Pronostic de la β-thalassémie majeure, en attendant la thérapie génique

La β-thalassémie majeure fait partie des maladies orphelines dont le pronostic reste sévère en dépit des progrès thérapeutiques accomplis. Le traitement palliatif repose sur les transfusions régulières et la chélation du fer, la transplantation de moelle osseuse étant la seule solution définitive en attendant les avancées de la thérapie génique. Une étude de cohorte longitudinale multicentrique réalisée en Italie a tenté de préciser l’évolution du pronostic de cette maladie héréditaire au cours des cinquante dernières années 

Elle a inclus 709 patients (dont 51,1 % d’hommes), nés entre 1970 et 1997 atteints d’une β-thalassémie majeure nécessitant des transfusions itératives et dont le suivi a été assuré jusqu’en 2020. Au sein de la cohorte des patients nés entre 1970 et 1974, la probabilité de survivre jusqu’à l’âge de 30 ans a été estimée à 83,6 % (intervalle de confiance à 95 % IC 95% : 78,5–89,1), contre 93,3 % (IC 95%: 88,6–98,3) pour ceux nés entre 1985 et 1997 (p = 0,073). L’espérance de vie apparaît supérieure chez les femmes (p = 0,022).

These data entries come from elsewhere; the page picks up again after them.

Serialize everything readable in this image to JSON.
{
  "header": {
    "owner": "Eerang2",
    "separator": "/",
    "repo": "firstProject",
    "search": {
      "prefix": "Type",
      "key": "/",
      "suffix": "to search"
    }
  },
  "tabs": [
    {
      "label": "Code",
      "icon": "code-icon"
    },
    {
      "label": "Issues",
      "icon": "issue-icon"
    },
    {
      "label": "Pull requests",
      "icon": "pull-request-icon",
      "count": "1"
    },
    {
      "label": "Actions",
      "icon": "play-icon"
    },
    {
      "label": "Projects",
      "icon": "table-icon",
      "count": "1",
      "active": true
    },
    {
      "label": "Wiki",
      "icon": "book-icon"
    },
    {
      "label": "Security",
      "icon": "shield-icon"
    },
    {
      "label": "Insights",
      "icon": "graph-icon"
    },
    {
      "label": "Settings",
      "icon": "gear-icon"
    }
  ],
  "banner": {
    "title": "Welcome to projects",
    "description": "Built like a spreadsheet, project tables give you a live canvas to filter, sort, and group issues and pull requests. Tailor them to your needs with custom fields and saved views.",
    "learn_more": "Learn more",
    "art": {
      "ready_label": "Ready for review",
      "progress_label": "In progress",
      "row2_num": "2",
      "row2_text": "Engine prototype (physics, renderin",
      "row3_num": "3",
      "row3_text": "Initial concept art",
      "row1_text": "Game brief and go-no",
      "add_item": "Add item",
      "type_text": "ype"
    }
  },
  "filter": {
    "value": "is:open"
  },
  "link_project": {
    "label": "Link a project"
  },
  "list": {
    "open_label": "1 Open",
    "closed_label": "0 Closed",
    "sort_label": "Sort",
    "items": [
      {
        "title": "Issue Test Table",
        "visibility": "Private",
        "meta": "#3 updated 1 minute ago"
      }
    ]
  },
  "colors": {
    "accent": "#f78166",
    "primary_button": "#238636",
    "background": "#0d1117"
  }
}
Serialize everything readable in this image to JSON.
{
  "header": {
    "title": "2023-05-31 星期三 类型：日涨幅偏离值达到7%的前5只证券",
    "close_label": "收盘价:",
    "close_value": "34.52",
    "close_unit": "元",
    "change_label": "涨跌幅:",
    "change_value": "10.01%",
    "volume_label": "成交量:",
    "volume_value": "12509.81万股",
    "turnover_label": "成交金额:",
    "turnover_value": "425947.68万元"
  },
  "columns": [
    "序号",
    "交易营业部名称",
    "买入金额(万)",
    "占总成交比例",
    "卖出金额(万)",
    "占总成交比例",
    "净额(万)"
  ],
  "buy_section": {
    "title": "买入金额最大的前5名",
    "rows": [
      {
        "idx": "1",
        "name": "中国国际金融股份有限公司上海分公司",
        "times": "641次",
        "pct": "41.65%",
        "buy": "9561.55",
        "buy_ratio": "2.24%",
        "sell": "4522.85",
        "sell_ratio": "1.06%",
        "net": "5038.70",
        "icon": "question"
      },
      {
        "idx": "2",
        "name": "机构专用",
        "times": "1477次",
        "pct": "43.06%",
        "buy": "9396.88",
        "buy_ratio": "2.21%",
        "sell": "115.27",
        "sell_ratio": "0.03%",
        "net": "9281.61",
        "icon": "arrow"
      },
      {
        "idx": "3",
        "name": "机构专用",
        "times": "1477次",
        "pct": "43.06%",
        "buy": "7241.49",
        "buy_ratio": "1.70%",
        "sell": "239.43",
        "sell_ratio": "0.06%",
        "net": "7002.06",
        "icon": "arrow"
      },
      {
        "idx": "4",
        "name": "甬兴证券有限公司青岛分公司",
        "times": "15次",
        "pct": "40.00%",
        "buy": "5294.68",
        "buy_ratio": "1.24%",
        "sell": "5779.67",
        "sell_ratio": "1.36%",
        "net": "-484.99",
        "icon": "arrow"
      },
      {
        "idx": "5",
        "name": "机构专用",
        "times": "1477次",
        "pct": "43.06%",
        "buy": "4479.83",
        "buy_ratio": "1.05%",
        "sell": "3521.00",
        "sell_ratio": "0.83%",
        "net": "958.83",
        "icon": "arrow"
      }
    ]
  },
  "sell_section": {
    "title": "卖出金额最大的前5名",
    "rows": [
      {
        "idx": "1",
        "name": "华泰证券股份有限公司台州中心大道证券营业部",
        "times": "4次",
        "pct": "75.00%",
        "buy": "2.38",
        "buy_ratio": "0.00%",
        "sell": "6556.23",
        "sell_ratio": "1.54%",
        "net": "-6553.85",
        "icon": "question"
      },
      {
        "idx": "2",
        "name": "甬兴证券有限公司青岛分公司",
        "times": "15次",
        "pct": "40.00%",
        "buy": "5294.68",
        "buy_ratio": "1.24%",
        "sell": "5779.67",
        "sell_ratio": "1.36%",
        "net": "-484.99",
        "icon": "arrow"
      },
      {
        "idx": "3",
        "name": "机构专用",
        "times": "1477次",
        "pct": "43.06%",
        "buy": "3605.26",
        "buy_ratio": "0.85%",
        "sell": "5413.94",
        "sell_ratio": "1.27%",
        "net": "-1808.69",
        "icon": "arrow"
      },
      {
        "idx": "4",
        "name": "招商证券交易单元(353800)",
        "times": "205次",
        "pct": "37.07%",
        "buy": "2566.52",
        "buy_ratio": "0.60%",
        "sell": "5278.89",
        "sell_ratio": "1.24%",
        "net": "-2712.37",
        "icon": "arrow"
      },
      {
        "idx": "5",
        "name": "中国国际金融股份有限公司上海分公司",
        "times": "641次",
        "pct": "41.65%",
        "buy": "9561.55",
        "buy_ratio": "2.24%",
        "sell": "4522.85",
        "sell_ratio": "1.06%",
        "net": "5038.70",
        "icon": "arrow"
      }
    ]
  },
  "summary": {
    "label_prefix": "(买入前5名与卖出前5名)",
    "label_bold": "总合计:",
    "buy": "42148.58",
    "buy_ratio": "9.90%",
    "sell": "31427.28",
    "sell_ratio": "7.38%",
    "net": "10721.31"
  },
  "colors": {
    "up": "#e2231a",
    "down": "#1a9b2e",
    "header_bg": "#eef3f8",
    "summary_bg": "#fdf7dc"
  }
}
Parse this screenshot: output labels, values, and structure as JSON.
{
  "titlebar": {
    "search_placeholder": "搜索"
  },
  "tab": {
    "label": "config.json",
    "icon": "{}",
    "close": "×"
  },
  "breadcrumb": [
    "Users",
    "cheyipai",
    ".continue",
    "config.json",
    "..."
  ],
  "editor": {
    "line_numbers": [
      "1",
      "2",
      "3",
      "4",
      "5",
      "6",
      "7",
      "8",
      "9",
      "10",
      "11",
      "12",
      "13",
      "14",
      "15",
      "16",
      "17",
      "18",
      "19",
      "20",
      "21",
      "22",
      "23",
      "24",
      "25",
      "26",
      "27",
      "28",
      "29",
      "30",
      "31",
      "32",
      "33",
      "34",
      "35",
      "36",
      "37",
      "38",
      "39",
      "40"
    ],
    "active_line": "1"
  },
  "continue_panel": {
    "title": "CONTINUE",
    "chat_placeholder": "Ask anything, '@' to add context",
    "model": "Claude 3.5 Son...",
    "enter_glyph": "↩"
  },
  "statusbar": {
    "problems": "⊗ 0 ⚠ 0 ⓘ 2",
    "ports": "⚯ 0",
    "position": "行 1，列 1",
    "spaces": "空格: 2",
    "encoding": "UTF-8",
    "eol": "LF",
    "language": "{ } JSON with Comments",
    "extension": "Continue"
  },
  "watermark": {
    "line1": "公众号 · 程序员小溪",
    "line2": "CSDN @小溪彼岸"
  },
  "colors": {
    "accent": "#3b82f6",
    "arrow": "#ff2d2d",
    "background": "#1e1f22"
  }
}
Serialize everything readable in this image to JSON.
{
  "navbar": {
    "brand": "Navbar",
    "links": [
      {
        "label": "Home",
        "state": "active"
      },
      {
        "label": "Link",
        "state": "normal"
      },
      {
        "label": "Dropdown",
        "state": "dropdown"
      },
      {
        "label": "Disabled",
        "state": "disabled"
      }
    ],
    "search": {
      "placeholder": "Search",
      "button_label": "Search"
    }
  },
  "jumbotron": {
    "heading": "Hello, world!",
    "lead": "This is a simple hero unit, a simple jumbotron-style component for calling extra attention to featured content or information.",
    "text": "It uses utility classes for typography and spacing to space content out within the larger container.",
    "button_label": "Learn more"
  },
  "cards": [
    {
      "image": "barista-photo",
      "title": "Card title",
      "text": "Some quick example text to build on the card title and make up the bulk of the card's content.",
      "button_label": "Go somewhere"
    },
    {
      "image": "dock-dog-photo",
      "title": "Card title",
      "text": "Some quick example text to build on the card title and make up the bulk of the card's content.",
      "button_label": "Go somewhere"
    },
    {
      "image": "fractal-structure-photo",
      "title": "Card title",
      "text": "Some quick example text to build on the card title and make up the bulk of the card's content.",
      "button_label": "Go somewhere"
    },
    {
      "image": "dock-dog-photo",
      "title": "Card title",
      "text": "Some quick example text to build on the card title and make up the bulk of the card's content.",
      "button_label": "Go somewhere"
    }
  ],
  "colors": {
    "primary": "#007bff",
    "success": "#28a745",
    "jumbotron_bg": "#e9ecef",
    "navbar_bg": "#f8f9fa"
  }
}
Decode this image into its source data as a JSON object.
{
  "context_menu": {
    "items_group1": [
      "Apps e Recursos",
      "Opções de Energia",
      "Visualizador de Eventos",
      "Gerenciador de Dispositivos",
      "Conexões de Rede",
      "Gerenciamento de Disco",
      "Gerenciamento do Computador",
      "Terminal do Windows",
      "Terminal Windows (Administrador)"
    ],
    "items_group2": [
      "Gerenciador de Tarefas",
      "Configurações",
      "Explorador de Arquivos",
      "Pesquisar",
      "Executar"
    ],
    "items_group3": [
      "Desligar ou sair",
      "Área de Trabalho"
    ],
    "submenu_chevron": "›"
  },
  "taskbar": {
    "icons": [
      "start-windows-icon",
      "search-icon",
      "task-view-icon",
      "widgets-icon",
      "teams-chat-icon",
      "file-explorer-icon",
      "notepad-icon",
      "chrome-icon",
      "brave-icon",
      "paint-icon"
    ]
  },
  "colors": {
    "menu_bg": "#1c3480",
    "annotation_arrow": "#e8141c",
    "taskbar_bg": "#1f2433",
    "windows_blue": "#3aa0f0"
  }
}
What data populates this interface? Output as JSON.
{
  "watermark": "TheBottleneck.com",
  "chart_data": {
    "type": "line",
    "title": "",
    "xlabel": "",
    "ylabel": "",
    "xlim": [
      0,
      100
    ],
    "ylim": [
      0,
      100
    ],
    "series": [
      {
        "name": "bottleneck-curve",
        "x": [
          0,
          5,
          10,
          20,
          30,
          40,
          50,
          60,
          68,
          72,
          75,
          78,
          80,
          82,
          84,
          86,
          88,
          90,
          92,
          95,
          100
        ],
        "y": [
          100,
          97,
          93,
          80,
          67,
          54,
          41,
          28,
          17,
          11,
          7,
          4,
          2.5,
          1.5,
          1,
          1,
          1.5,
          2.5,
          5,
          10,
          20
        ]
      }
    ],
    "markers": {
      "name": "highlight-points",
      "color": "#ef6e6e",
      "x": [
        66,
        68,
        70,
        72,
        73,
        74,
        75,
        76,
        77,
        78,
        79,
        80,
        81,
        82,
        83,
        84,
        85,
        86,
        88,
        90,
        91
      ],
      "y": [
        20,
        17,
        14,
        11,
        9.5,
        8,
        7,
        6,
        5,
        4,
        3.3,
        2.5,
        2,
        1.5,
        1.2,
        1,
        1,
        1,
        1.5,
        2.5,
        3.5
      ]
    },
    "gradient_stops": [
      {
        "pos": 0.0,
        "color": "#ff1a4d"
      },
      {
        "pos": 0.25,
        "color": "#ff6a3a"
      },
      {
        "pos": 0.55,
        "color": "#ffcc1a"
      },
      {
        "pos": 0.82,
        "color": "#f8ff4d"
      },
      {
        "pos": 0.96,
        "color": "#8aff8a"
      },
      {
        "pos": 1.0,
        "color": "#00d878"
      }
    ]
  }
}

Améliorations au cours des 5 dernières décennies

Au total, 93 décès sont survenus à un âge médian de 23,2 ans, dont les causes ont été les suivantes : cardiopathie (n = 53), complications en rapport avec une transplantation de moelle osseuse (n = 10), infections (n = 8), maladie hépatique (n = 4), cancer (n = 3), accidents thrombo-emboliques (n = 2) ou encore anémie sévère (n = 1). La mortalité cardiovasculaire a diminué nettement à partir de l’an 2000, cependant qu’aucun décès en rapport avec une transplantation de moelle osseuse n’a plus été déploré à partir de 2010. L’âge médian auquel cette dernière est réalisée a diminué progressivement au fil du temps de manière hautement significative chez les patients plus jeunes (p < 0,001). Près de deux participants sur trois (67,7 %) ont développé au moins une complication.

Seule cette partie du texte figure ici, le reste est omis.